2010/07/24(土)(飯沢耕太郎)
渡邊博史「LOVE POINT」
会期:2010/07/07~2010/07/20
銀座ニコンサロン[東京都]
渡邊博史は『私は毎日、天使を見ている』(窓社、2007)でエクアドルの精神病院を、『パラダイス・イデオロギー』(窓社、2008)では北朝鮮への旅をテーマにした写真集を刊行し、写真展を開催した。

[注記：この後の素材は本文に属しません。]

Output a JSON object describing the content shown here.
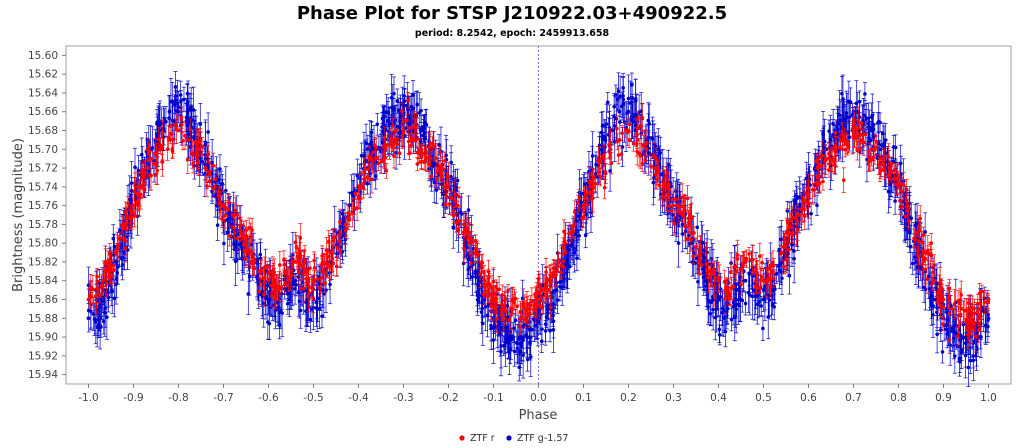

そして今回の「LOVE POINT」のシリーズでは、「ラブドール」(いわゆるダッチワイフ)というとても興味深い被写体にカメラを向けている。シリーズごとにまったく違う領域にチャレンジしているわけで、その意欲的な姿勢は高く評価されるべきだろう。とはいえ、彼の基本的な関心が「人間」と「人間ならざるもの」(あるいは「人間モドキ」)との境界線を見定めることにあるのは明らかだ。精神病者にしても、北朝鮮のどこかロボットめいた兵士やウェートレスにしても、そして今回の「ラブドール」たちにしても、どこまでが本物でどこからが偽物なのかが、写真というイメージ生成装置を介することで曖昧に見えてくるのだ。さらに今回はそれに輪をかけるように、「ラブドール」の写真に、生身の少女たちにメーキャップしてコスプレの衣裳を着せてポーズをとらせた写真が紛れ込んでいる。そのあたりの微妙な計算が隅々まで行き届いていて、見る者を謎めいたイメージの迷路に引き込んでいく。なお「LOVE POINT」という印象的なタイトルは、同時期に冬青社から刊行された写真集の表紙にも使われた、店の看板の写真から採られている。渡邊が岐阜県中津川で偶然撮影したものだそうだが、女の子の横顔の上に記されたこの言葉がやはりうまく効いているのではないだろうか。写真を見る者一人ひとりが、そこからそれぞれの物語を育てることができそうに思える。